Friday, 16 January, 2015

An interesting Article came up in our feeds today, published over on the nation yesterday and entitled Poor Guatemalans Are Taking On North American Mining Companies—and Have the Bullet Wounds to Prove It.

The context: as nonviolent protests have spread throughout the country, the right-wing government and the mines’ security operations have responded with force.

It’s a long form piece but well worth sticking with, containing interviews and analysis and in the original piece some pretty dramatic photography too.

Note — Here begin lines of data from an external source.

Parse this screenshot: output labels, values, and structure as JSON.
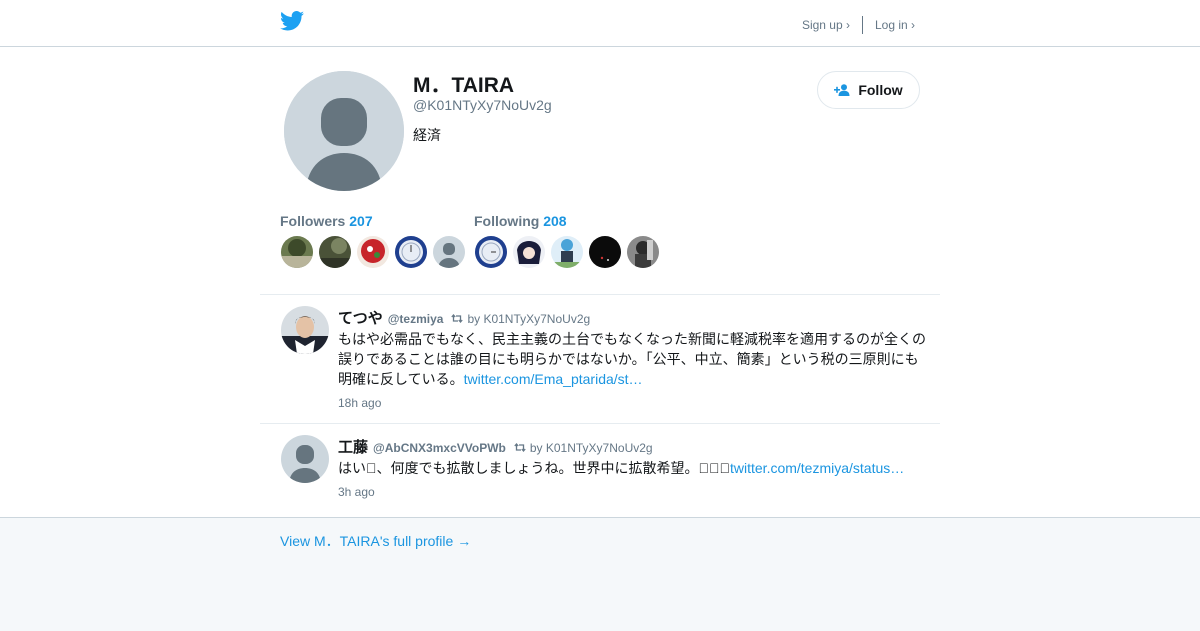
{
  "header": {
    "signup_label": "Sign up ›",
    "login_label": "Log in ›",
    "logo_icon": "twitter-bird-icon"
  },
  "profile": {
    "name": "M．TAIRA",
    "handle": "@K01NTyXy7NoUv2g",
    "bio": "経済",
    "follow_label": "Follow"
  },
  "stats": {
    "followers_label": "Followers",
    "followers_count": "207",
    "following_label": "Following",
    "following_count": "208"
  },
  "tweets": [
    {
      "name": "てつや",
      "handle": "@tezmiya",
      "retweeted_by": "by K01NTyXy7NoUv2g",
      "text_line1": "もはや必需品でもなく、民主主義の土台でもなくなった新聞に軽減税率を適用するのが全くの",
      "text_line2": "誤りであることは誰の目にも明らかではないか。「公平、中立、簡素」という税の三原則にも",
      "text_line3": "明確に反している。",
      "link": "twitter.com/Ema_ptarida/st…",
      "time": "18h ago"
    },
    {
      "name": "工藤",
      "handle": "@AbCNX3mxcVVoPWb",
      "retweeted_by": "by K01NTyXy7NoUv2g",
      "text": "はい􀀀、何度でも拡散しましょうね。世界中に拡散希望。􀀀􀀀􀀀",
      "link": "twitter.com/tezmiya/status…",
      "time": "3h ago"
    }
  ],
  "footer": {
    "link_label": "View M．TAIRA's full profile →"
  },
  "colors": {
    "accent": "#1b95e0",
    "muted": "#657786",
    "border": "#e6ecf0",
    "footer_bg": "#f5f8fa"
  }
}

At the heart of the matter is the contention that the mining companies operating in Guatemala “have the backing of Guatemala’s right-wing president, Otto Pérez Molina, whose long military intelligence career includes a stint at the School of the Americas and an active role in the country’s brutal thirty-six-year civil war. And the corporations have recourse to a neoliberal mining law passed in the late 1990s that opened the country’s vast mineral wealth to them and reduced the amount they must pay in state royalties to an historic low of 1 percent (though that rate may soon change).” There are 345 mining licenses active in the country, and another 592 pending. It makes for a pretty dense mine population: Guatemala is not by anybody’s standards a big nation.

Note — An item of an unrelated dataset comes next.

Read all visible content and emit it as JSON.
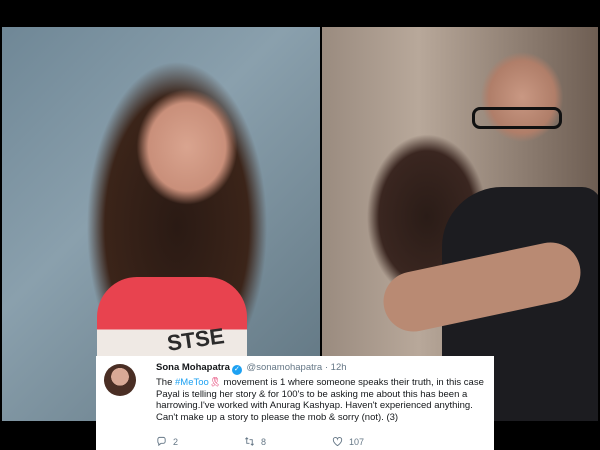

The upshot has been solid, contentious local resistance to many of these projects. As the article states, “the Guatemalan Human Rights Ombudsman, a government agency, estimates that at least fifty-seven major natural resources conflicts are unfolding across the country today. Indigenous and community groups have initiated waves of demonstration and denunciation from coast to coast, citing as their primary concern the danger mines pose to land rights and water resources.”

It basically comes down to water—as is so often the case—and farming. Locals are concerned for the most part about contamination water supplies necessary to their livelihoods. Resistance has been supported for the most part by the Catholic Church, a big player in Guatemala: “Clergy, from priests to some prominent bishops, are advising anti-mining organizers, leading marches and calling for the reform of relevant laws. The church, at least its progressive faction, has used its material resources and moral force to amplify what is already one of the most significant eruptions of popular protest in postwar Guatemala.”

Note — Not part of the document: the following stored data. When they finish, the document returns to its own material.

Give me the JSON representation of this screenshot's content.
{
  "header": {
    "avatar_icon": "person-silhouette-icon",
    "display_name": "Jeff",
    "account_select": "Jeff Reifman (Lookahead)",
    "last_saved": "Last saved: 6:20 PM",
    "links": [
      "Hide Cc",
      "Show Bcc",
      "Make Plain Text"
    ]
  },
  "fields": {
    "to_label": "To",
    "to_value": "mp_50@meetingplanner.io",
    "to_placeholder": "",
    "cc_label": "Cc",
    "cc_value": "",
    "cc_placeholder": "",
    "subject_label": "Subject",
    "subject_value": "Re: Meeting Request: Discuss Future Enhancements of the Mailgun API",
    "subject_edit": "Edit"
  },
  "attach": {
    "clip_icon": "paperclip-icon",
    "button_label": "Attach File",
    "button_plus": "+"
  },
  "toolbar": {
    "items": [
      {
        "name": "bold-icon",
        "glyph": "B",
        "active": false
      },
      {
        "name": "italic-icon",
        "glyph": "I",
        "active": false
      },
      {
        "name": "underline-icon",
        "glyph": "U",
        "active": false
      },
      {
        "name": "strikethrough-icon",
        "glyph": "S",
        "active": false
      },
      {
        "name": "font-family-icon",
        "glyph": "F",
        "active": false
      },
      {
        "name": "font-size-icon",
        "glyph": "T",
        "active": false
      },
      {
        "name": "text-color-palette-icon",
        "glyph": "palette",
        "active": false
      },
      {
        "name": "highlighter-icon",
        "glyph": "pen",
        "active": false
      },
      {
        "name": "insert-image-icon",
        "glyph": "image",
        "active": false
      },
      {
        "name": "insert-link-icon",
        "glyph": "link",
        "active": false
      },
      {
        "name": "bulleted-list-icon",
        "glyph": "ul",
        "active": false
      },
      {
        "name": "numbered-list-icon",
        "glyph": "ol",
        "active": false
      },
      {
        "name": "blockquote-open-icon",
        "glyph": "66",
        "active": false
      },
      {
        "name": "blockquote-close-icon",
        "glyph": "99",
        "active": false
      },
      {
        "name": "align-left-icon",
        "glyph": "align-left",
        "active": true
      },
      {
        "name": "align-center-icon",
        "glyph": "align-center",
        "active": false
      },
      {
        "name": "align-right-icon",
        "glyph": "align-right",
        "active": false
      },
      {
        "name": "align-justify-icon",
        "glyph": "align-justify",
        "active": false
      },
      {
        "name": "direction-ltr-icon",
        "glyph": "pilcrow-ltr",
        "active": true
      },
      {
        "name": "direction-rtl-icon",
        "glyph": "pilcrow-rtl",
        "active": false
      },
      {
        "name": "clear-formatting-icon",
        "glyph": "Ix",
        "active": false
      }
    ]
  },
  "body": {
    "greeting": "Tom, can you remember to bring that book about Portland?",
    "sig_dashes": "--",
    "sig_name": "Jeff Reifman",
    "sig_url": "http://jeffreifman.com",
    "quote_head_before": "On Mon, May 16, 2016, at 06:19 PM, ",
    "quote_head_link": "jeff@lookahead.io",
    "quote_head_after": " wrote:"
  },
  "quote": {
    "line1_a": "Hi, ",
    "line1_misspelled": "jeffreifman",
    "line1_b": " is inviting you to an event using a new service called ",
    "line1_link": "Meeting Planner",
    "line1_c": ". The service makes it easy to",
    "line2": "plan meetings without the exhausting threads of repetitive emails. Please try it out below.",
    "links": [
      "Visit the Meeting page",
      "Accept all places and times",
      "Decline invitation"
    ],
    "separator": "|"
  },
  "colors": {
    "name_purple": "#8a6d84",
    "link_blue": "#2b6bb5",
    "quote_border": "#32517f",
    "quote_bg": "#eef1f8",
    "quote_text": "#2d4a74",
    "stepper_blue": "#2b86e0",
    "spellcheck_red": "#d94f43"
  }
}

There result in some cases hasn’t been pretty: government crackdowns, police repression, and the darker side of Latin American “politics”: kidnapping, intimidation, torture, arrest, imprisonment and murder.

It’s worth a read here; it’s not an entirely one-sided piece. Right to reply is granted: the authors also interview some of the mining companies involved, including Nevada engineering firm Kappes, Cassiday & Associates (KCA), and Tahoe Resources Inc., a Canadian silver company, who talk of the positive difference the company has made since investing in the area.

On the whole, though, it’s not a pretty picture, and many of the locals disagree strongly with that assessment. 16-year-old youth leaders begin killed in the street is the low point, but not much of it is good.